Neiman suggests that woke:
begins with concern for marginalized persons, and ends by reducing each to the prism of her marginalization. The idea of intersectionality might have emphasized the ways in which all of us have more than one identity. Instead, it led to focus on those parts of identities that are most marginalized, and multiplies them into a forest of trauma.
Both books are worth reading for this critique of our current obsessions with identity and victimhood. Beyond this, Ozkirimli mounts a useful defence of free speech and Neiman of the Enlightenment.
Both books, however, have their limitations. Most fundamentally, woke thinking sits above old-fashioned notions of ‘left’ and ‘right’. Yet in order to mount a ‘left-wing’ critique of its key ideas, Ozkirimli and Neiman not only have to make it fit this framework but also position themselves within it. Ozkirimli writes:
I do not claim to compare like with like, overlooking the structural imbalances between the Right, which wields enormous political and economic power, and the Left, which tries to challenge the conservative hegemony through a cultural “war of position”.
But this is so simplistic as to be inaccurate. As he acknowledges just a few pages later, ‘It is estimated that companies spend $8billion a year on diversity efforts in the US alone.’ This suggests there is some serious ‘economic power’ behind the promotion of woke values today. This $8billion sits alongside the actions of major companies and banks, such as Nike and Coutts, to promote a diversity agenda. It is not the case that a powerful Right is being challenged by an underdog Left. Any attempt at applying ‘left’ and ‘right’ categories to a world where multi-national corporations bedeck their offices in rainbow Pride flags seems to me to be a pointless exercise.

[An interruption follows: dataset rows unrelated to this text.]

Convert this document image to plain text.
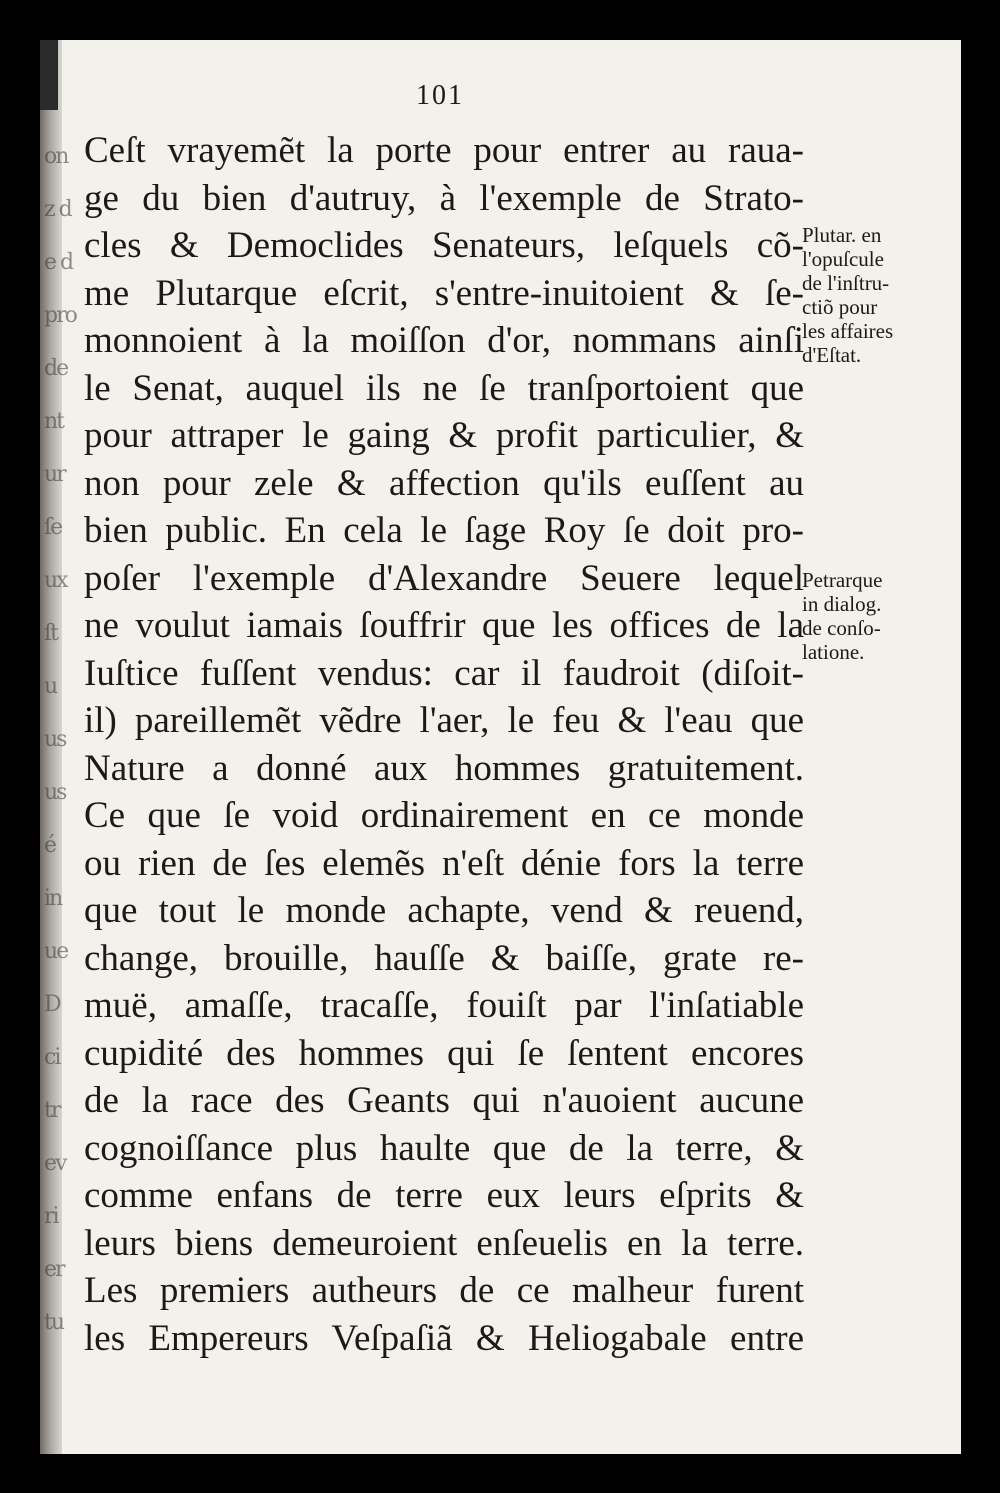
on
z d
e d
pro
de
nt
ur
ſe
ux
ſt
u
us
us
é
in
ue
D
ci
tr
ev
ri
er
tu
101
Ceſt vrayemẽt la porte pour entrer au raua-
ge du bien d'autruy, à l'exemple de Strato-
cles & Democlides Senateurs, leſquels cõ-
me Plutarque eſcrit, s'entre-inuitoient & ſe-
monnoient à la moiſſon d'or, nommans ainſi
le Senat, auquel ils ne ſe tranſportoient que
pour attraper le gaing & profit particulier, &
non pour zele & affection qu'ils euſſent au
bien public. En cela le ſage Roy ſe doit pro-
poſer l'exemple d'Alexandre Seuere lequel
ne voulut iamais ſouffrir que les offices de la
Iuſtice fuſſent vendus: car il faudroit (diſoit-
il) pareillemẽt vẽdre l'aer, le feu & l'eau que
Nature a donné aux hommes gratuitement.
Ce que ſe void ordinairement en ce monde
ou rien de ſes elemẽs n'eſt dénie fors la terre
que tout le monde achapte, vend & reuend,
change, brouille, hauſſe & baiſſe, grate re-
muë, amaſſe, tracaſſe, fouiſt par l'inſatiable
cupidité des hommes qui ſe ſentent encores
de la race des Geants qui n'auoient aucune
cognoiſſance plus haulte que de la terre, &
comme enfans de terre eux leurs eſprits &
leurs biens demeuroient enſeuelis en la terre.
Les premiers autheurs de ce malheur furent
les Empereurs Veſpaſiã & Heliogabale entre
Plutar. en
l'opuſcule
de l'inſtru-
ctiõ pour
les affaires
d'Eſtat.
Petrarque
in dialog.
de conſo-
latione.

We don’t need to reclaim the ‘left’, we need new categories and a new vocabulary.
To my mind, equality, justice and greater prosperity for all are best achieved by revitalising not left and right but, more fundamentally, democracy. Ozkirimli and Neiman proclaim themselves ‘democrats’ yet both go to great lengths to distance themselves from populism. Ozkirimli claims ‘radical identity politics is the mirror image of populism’; Neiman is scathing of Brexit; both seem to scorn not just Trump, but Trump voters.

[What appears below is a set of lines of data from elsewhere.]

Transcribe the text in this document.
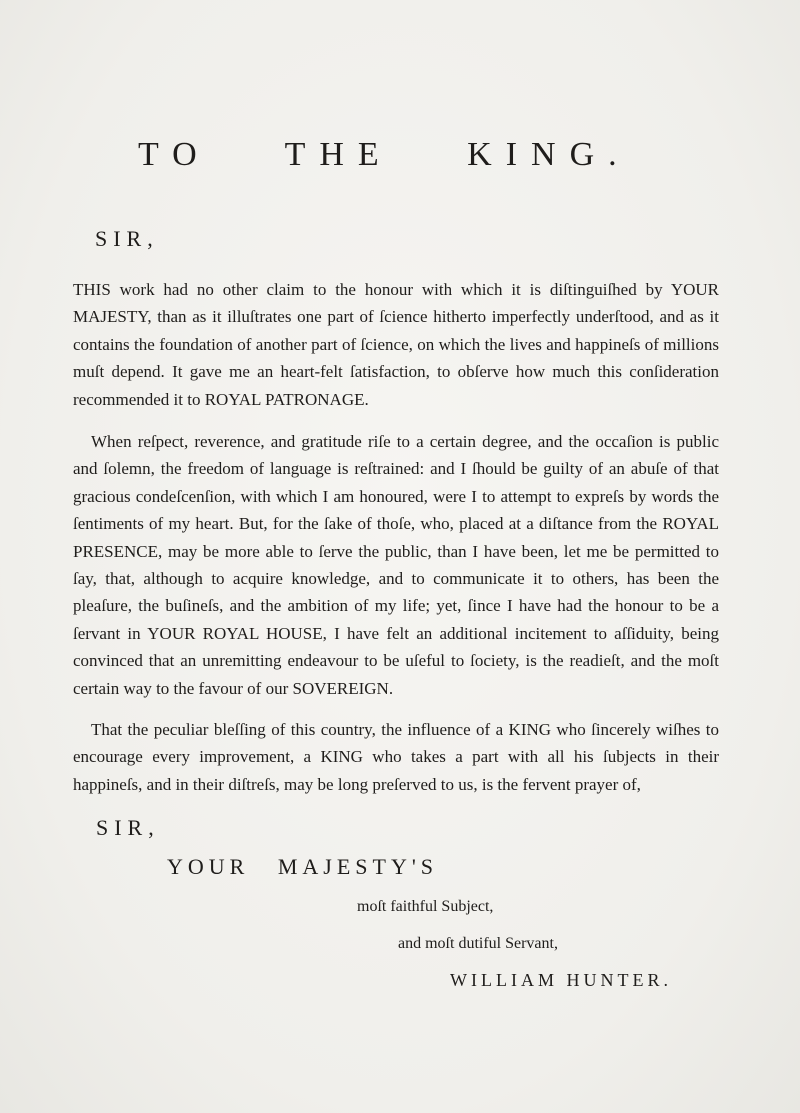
TO THE KING.
SIR,
THIS work had no other claim to the honour with which it is diſtinguiſhed by YOUR MAJESTY, than as it illuſtrates one part of ſcience hitherto imperfectly underſtood, and as it contains the foundation of another part of ſcience, on which the lives and happineſs of millions muſt depend. It gave me an heart-felt ſatisfaction, to obſerve how much this conſideration recommended it to ROYAL PATRONAGE.
When reſpect, reverence, and gratitude riſe to a certain degree, and the occaſion is public and ſolemn, the freedom of language is reſtrained: and I ſhould be guilty of an abuſe of that gracious condeſcenſion, with which I am honoured, were I to attempt to expreſs by words the ſentiments of my heart. But, for the ſake of thoſe, who, placed at a diſtance from the ROYAL PRESENCE, may be more able to ſerve the public, than I have been, let me be permitted to ſay, that, although to acquire knowledge, and to communicate it to others, has been the pleaſure, the buſineſs, and the ambition of my life; yet, ſince I have had the honour to be a ſervant in YOUR ROYAL HOUSE, I have felt an additional incitement to aſſiduity, being convinced that an unremitting endeavour to be uſeful to ſociety, is the readieſt, and the moſt certain way to the favour of our SOVEREIGN.
That the peculiar bleſſing of this country, the influence of a KING who ſincerely wiſhes to encourage every improvement, a KING who takes a part with all his ſubjects in their happineſs, and in their diſtreſs, may be long preſerved to us, is the fervent prayer of,
SIR,
YOUR MAJESTY'S
moſt faithful Subject,
and moſt dutiful Servant,
WILLIAM HUNTER.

Forget left and right. Any ‘way back from woke’ must be grounded not just in nods to being a democrat but meaningful support for democracy and all its messy outcomes.
Also this month, I read The Visionaries: Arendt, Beauvoir, Rand and Weil. Wolfram Eilenberger weaves together the biographies of four remarkable women with details of the intellectual work they produced in the first half of the twentieth century. It’s a charming read that takes us from the details of lives led against a backdrop of war and persecution to the global, lasting significance of their writing. Bringing the four philosophers together in one volume allows readers to connect their ideas in new ways.
Finally, on the recommendation of two Cieo subscribers, I read Muriel Spark’s The Girls of Slender Means. I loved this book! I love the way Spark informs readers of the tragic conclusions of her work right at the beginning but this sense of forboding only adds to suspense and makes the plentiful humour all the more dark.